INTRODUCTION: Laser Interstitial Thermotherapy (LITT; also known as Stereotactic Laser Ablation or SLA), is a minimally invasive treatment modality that has recently gained prominence in the treatment of malignant primary and metastatic brain tumors and radiation necrosis and studies for treatment of spinal metastasis has recently been reported.

METHODS: Here we provide a brief literature review of the various contemporary uses for LITT and their reported outcomes.

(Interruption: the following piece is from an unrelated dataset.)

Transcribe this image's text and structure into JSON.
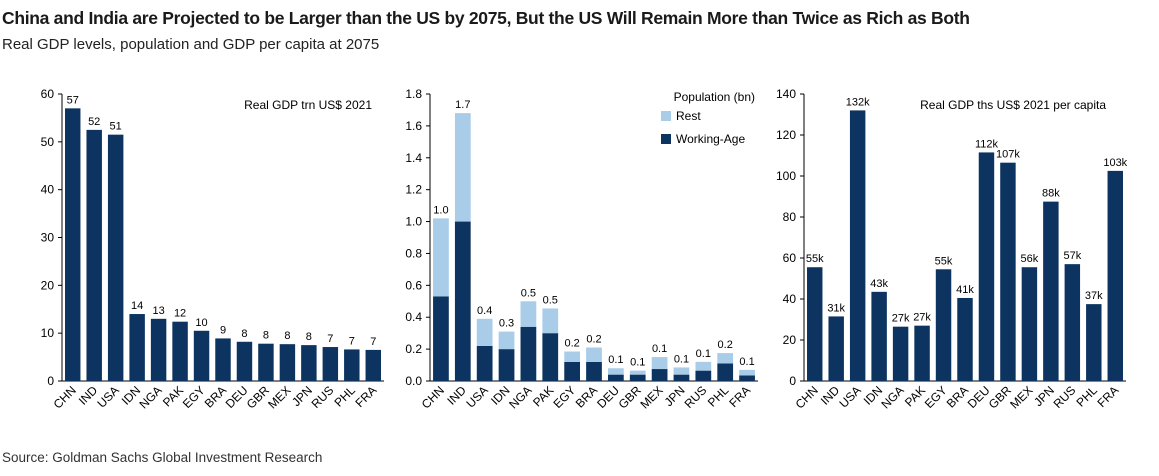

RESULTS: Historically, the primary indication for LITT has been for the treatment of recurrent glioblastoma (GBM). However, indications have continued to expand and now include gliomas of different grades, brain metastasis (BM), radiation necrosis (RN), other types of brain tumors as well as spine metastasis. LITT is emerging as a safe, reliable, minimally invasive clinical approach, particularly for deep seated, focal malignant brain tumors and radiation necrosis. The role of LITT for treatment of other types of tumors of the brain and for spine tumors appears to be evolving at a small number of centers. While the technology appears to be safe and increasingly utilized, there have been few prospective clinical trials and most published studies combine different pathologies in the same report.

CONCLUSION: Well-designed prospective trials will be required to firmly establish the role of LITT in the treatment of lesions of the brain and spine.